Samuraylardan biri Suzan'ı kollarından tutup öndeki
faytona sürükledi. Fare suratlı sekreterin işi henüz bitmemişti. Öne doğru birkaç adım
attı ve Münire'nin dibine kadar geldi. Pek de kibar olmayan bir şekilde kızın
çenesini kavradı. "Hmm... Yakut Hanım'ın dediği kadar varmışsın," diye
değerlendirdi genç kızı. Kendi at arabasını işaret ederek, "Sen de bizimle
geliyorsun küçük hanım," dedi. Emri ikinci samuray tarafından derhal yerine getirildi.
***
Bugün çamaşırhane pek kalabalıktı. Ancak kirli
kıyafetlerini yıkatmak için gelmemişti insanlar. Hepsi de bizatihi Yakut
Hanım'ın davetlisiydi. Köyleri ve şehirleri çalkalayan son habere göre
çamaşırhanenin aksi sahibi biricik oğlunu evlendiriyordu. Kimileri tebriklerini
ve iyi dileklerini iletirken kimileri kara kara yas tutuyordu. Adama gizliden gizliye
aşık olan çamaşırcı kızların gözleri yaşlıydı. Pembe, romantik hayalleri
başlarına yıkılmıştı. Her şey bir yana düğün seremonisi için yapılan
hazırlıklar hakikaten takdire şayandı. Düğün için masraftan hiç kaçınmamıştı
Yakut Hanım. Devasa bahçedeki direkler; balonlar, ampuller ve envai renkte
süslerle bezenmişti. İlkokul talebelerinden oluşan koro çok tatlı şarkılar
söylüyor, Peynirci Rıza'nın üçüz torunları yan flüt çalarak koronun şarkılarına
huşuyla eşlik ediyordu.
Annesinin şu topraklarda eşi benzeri bulunmayan özel
elbisesini giydirmişlerdi Münire'ye. Kafasına da zarif bir duvak takmışlardı.
Zorla evlendirildiğini biraz geç kavramıştı. Üstelik damat olacak kişi Yakut
Hanım'ın oğluydu. Cavit en son Şükrü'yle birlikte zeytinyağı fabrikasına
gidiyordu. Meğer ki rütbeli asker bir haindi. Rüzgargülü örgütünün üyelerini
kolayca oyuna getirmişti.

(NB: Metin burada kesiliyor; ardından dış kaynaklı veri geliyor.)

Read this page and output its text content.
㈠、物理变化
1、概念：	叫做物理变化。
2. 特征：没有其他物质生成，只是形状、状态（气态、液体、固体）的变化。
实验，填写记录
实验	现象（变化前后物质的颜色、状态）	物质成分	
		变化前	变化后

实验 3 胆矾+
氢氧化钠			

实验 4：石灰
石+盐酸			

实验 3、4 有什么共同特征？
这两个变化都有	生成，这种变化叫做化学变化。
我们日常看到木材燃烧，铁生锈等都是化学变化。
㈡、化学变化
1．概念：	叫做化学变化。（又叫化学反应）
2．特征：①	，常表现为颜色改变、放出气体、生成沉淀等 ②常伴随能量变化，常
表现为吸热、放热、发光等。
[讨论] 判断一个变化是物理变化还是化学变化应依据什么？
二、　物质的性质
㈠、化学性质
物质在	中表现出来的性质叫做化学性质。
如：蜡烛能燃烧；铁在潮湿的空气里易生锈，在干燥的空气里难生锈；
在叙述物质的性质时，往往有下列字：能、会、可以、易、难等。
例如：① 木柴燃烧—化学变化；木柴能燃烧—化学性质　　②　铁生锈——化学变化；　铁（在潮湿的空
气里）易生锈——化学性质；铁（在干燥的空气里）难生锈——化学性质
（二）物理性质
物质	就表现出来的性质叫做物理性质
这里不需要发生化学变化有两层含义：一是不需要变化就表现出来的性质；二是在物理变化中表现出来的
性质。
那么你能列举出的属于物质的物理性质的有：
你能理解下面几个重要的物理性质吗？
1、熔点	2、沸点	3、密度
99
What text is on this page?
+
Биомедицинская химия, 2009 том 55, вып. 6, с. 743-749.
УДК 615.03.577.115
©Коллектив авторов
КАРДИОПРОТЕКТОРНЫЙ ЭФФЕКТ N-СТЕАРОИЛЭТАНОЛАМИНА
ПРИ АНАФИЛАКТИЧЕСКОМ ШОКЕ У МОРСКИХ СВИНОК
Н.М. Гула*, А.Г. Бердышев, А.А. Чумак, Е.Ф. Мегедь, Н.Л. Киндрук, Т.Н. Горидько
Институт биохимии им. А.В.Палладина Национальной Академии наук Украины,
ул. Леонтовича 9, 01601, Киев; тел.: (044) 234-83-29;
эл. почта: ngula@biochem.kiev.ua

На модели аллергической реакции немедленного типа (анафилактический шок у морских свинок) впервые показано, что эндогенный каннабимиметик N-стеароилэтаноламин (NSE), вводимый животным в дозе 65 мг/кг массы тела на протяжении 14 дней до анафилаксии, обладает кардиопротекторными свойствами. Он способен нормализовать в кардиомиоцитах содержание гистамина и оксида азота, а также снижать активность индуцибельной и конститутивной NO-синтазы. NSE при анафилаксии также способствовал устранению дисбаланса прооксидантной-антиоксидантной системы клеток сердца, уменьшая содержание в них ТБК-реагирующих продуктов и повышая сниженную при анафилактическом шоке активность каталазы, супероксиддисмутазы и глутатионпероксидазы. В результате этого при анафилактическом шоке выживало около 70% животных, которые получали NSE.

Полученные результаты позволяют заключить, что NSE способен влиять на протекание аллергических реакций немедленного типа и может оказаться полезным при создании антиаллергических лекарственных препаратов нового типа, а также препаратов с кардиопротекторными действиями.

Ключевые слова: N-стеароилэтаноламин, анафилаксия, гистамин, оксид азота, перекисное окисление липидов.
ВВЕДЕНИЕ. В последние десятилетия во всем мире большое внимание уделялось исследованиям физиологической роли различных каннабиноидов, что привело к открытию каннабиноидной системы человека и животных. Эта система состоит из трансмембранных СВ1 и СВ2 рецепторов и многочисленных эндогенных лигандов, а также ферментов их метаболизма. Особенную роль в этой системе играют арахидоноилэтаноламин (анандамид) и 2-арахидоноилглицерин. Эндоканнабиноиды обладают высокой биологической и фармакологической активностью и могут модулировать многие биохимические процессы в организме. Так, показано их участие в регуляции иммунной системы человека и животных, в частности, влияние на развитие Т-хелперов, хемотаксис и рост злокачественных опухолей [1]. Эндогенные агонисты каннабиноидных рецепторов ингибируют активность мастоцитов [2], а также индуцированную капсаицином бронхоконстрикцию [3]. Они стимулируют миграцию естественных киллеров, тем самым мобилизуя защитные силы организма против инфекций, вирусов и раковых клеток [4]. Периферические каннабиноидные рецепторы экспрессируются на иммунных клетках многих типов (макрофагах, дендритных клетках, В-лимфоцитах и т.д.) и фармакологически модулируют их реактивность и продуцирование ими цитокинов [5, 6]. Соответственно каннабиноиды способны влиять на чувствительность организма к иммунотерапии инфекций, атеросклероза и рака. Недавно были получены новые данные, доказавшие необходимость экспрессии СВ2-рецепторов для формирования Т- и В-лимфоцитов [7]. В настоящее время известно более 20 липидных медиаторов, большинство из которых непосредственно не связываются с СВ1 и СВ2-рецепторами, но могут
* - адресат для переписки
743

Senatodaki soylular için Rüzgargülü büyük bir tehdit
unsuruydu. Kukla oyununda yaşamaya devlet erkanı ve zengin soylular gönülden razıyken bu
bir avuç arızalı gencin her fırsatta sorun çıkarması sevilir bir durum değildi. Ayrıca
Ekrem kabarık etekli kadınların isteği üzerine Cavit'i öbür arkadaşlarından
ayırıp eli bağlı şekilde çamaşırhaneye yollamıştı. Annesi, oğlunu kendi bulup
beğendiği kızla evlendirecekti çünkü.
Gelin ve damat penceresiz küçük bir odada
bekletiliyordu. Yollar bozuk olduğu için nikahı kıydıracak imam gecikmişti.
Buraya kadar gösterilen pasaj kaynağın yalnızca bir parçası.